V - Olhos Cintilantes

70 7 56
                                    

CASSIE

 Não era Lupa. Isso ficou evidente quando uma voz latiu – parece estranho, mas imagine como chamar suavemente, com falsa bondade, só que esse som vindo de um cachorro, misturado com rosnado:

– Sinto cheiro de olimpianos... – a voz era definitivamente masculina.

– Corram – Alyon sussurrou, num tom de urgência.

Eu, francamente, queria rir. Aquilo era tão típico de mim. Quando eu começo a me sentir feliz num lugar, a finalmente pensar: ei, gosto disso. Então algo surge das profundezas e acaba com tudo. Ou a polícia.
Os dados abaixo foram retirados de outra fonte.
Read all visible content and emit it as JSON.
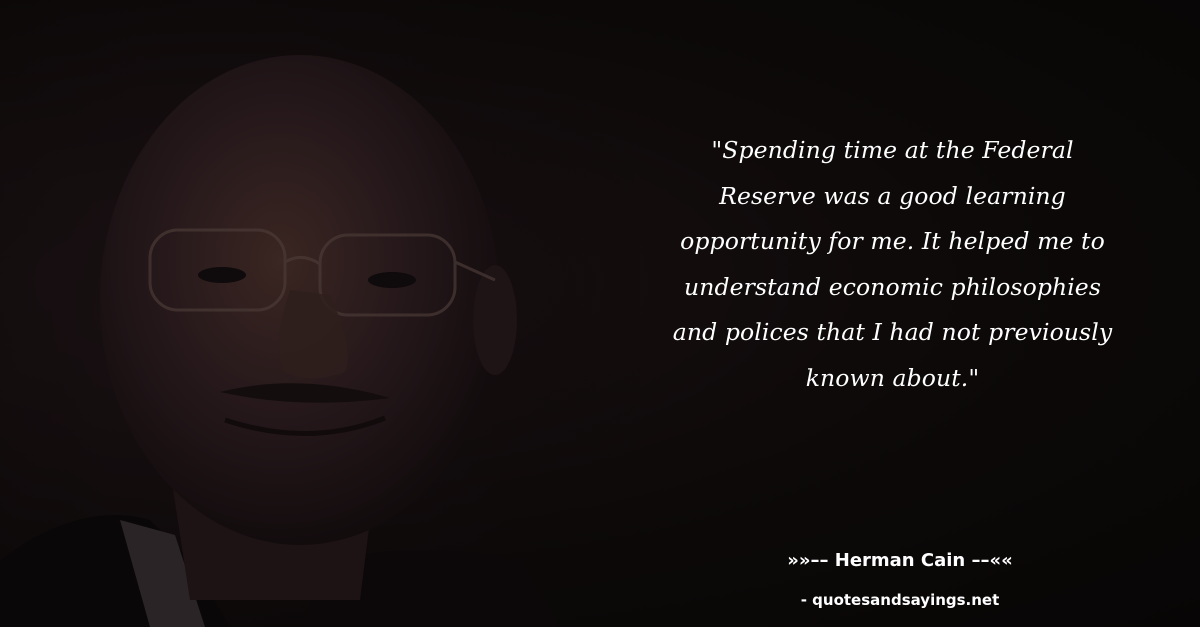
{
  "quote": {
    "text": "\"Spending time at the Federal Reserve was a good learning opportunity for me. It helped me to understand economic philosophies and polices that I had not previously known about.\""
  },
  "author": {
    "line": "»»–– Herman Cain ––««"
  },
  "source": {
    "line": "- quotesandsayings.net"
  },
  "colors": {
    "background": "#0c0809",
    "text": "#ffffff"
  }
}
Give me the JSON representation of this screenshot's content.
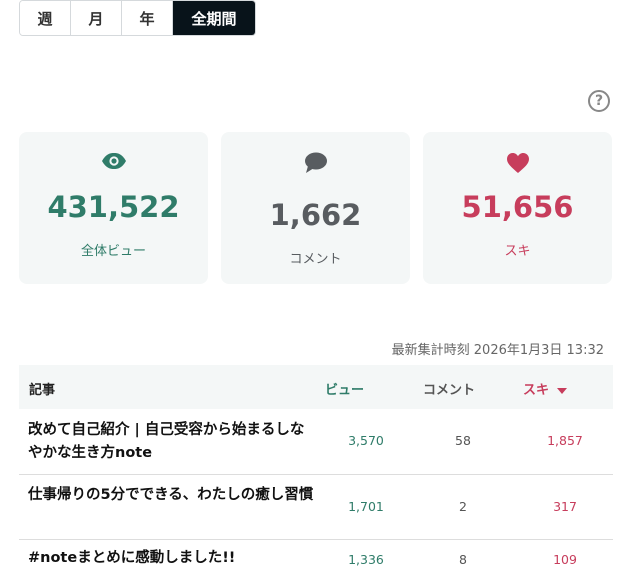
{
  "periods": [
    "週",
    "月",
    "年",
    "全期間"
  ],
  "active_period": "全期間",
  "help_icon": "?",
  "stats": {
    "views": {
      "value": "431,522",
      "label": "全体ビュー",
      "icon": "eye-icon",
      "color": "#2f7c69"
    },
    "comments": {
      "value": "1,662",
      "label": "コメント",
      "icon": "comment-icon",
      "color": "#585c60"
    },
    "likes": {
      "value": "51,656",
      "label": "スキ",
      "icon": "heart-icon",
      "color": "#c73d5c"
    }
  },
  "timestamp": "最新集計時刻 2026年1月3日 13:32",
  "table": {
    "headers": {
      "article": "記事",
      "views": "ビュー",
      "comments": "コメント",
      "likes": "スキ"
    },
    "rows": [
      {
        "title": "改めて自己紹介 | 自己受容から始まるしなやかな生き方note",
        "views": "3,570",
        "comments": "58",
        "likes": "1,857"
      },
      {
        "title": "仕事帰りの5分でできる、わたしの癒し習慣",
        "views": "1,701",
        "comments": "2",
        "likes": "317"
      },
      {
        "title": "#noteまとめに感動しました!!",
        "views": "1,336",
        "comments": "8",
        "likes": "109"
      }
    ]
  }
}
Ou alguma pessoa. Uma fuga forçada. Ou o universo novamente declarando que me odeia. É hilário – mas no fundo eu quero chorar.

Começamos a correr silenciosamente pelos corredores, em direção à saída.

– Esperem aqui – Clarisse falou do nada. – Vou buscar uma coisa. Encontro você na saída.

Antes que eu pudesse argumentar, minha amiga saiu correndo. Ela estava com a cesta de morangos – por que diabos ela não largou?! -, e logo sumiu em meio os corredores.

– Venha – Alyon chamou.

– Você sabe quem está nos perseguindo? – perguntei.

Me perseguindo. Eles sabem que estou aqui.

– Quem?

– Ah, ele não me apresentou? – um homem apareceu no fim do nosso corredor, bloqueando a passagem.

Me virei instintivamente para trás: havia lobos lá também. Cães enormes e negros; negros como ébano. Os olhos eram azuis, e literalmente brilhavam. Olhei para frente de novo. Mais lobos haviam se juntado ao sujeito de antes. O cara era alto, e se limitava a uma calça jeans preta. Nada de camisa. Apenas o peito nu, cheio de cicatrizes, mas, apesar disso, era bem musculoso. O rosto do cara que era o pior: cabelos negros, compridos e podres de sujeira (como o resto do homem. Ele precisava de uma ducha), e um olhar frio, de congelar qualquer um. Havia um sorriso malicioso na cara.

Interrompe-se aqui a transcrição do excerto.